Nevertheless, once it succeeded with the same code and configuration (https://i10git.cs.fau.de/hyteg/hyteg/-/jobs/1139562).
Other compilers do not seem to be affected by the changes at all.
After playing around with this compiler on one of our workstations, I have the suspicion that numerical instability is at play here.
The test solves the stokes system on a 2D annulus with GMG (Uzawa smoother) and also the HyTeG MinRes solver. After solving with MinRes, the discrete L2 error in the pressure is reduced to 3.6e-2 in both single and double precision. Let us assume that this is the discretization error. The GMG reduces the error to almost the same number. Only when compiling with icx and using single precision the error (GMG) is not reduced below 1.1e-1.
I can reproduce these exact numbers on one of our workstations.
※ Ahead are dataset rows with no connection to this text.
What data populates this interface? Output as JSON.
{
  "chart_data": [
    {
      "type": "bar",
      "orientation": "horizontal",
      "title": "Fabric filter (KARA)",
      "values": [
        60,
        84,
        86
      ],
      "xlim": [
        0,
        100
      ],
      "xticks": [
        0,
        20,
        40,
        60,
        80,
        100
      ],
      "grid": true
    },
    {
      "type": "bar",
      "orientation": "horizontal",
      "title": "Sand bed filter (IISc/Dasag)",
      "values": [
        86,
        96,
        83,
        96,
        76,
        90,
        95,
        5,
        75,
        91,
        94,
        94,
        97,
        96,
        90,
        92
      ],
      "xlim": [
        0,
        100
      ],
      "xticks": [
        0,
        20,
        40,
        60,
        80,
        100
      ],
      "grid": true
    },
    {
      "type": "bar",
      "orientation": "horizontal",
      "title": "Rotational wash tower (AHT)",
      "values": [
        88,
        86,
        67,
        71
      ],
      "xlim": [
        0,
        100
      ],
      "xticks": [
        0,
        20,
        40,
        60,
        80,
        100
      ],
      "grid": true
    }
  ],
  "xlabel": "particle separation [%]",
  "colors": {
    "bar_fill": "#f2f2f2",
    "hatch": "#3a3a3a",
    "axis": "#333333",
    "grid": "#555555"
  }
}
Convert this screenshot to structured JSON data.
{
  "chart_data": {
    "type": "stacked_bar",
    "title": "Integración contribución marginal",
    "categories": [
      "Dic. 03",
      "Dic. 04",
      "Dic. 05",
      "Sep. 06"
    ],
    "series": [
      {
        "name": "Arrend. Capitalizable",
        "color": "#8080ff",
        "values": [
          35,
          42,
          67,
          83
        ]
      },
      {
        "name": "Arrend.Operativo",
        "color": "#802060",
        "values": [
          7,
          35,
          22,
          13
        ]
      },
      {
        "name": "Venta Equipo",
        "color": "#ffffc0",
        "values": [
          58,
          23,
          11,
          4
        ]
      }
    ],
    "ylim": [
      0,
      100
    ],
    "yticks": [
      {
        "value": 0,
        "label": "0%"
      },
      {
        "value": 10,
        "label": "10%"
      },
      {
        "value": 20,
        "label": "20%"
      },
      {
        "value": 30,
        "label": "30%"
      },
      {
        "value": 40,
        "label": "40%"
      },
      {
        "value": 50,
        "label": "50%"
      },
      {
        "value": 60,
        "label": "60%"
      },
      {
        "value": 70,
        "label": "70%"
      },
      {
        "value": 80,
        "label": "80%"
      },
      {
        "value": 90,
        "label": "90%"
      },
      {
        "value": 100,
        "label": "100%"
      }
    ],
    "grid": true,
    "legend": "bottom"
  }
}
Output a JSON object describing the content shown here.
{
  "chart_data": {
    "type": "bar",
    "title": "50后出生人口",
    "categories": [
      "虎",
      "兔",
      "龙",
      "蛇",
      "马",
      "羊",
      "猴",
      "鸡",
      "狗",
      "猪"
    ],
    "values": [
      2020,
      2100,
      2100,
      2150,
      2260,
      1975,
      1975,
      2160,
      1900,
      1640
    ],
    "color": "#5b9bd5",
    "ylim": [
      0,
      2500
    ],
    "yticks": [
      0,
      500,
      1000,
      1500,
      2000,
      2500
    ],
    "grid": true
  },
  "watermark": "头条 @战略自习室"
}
The ci uses the compile flag -fp-model=precise
to force the compiler to not reorder floating point operations (WALBERLA_BUILD_WITH_FASTMATH=OFF
).
If I change the compiler options to either of -O3 -xHost -fp-model=precise
or -O3
, the test succeeds.
With -O3 -fp-model=precise
the test fails.
I think that either of these combinations of options allows the compiler to insert FMA instructions.
As I learnt today, those are not only faster but also more accurate because the result is only rounded once, after performing both FP operations.
Without the explicit -fp-model=precise
, the compiler uses
[...] more aggressive optimizations when implementing floating-point calculations. These optimizations increase speed, but may affect the accuracy or reproducibility of floating-point computations.
Although I am not sure that this is actually the explanation, I am very concerned that convergence is destroyed by setting -fp-model=precise
.
To me this suggests that our implementation is numerically unstable.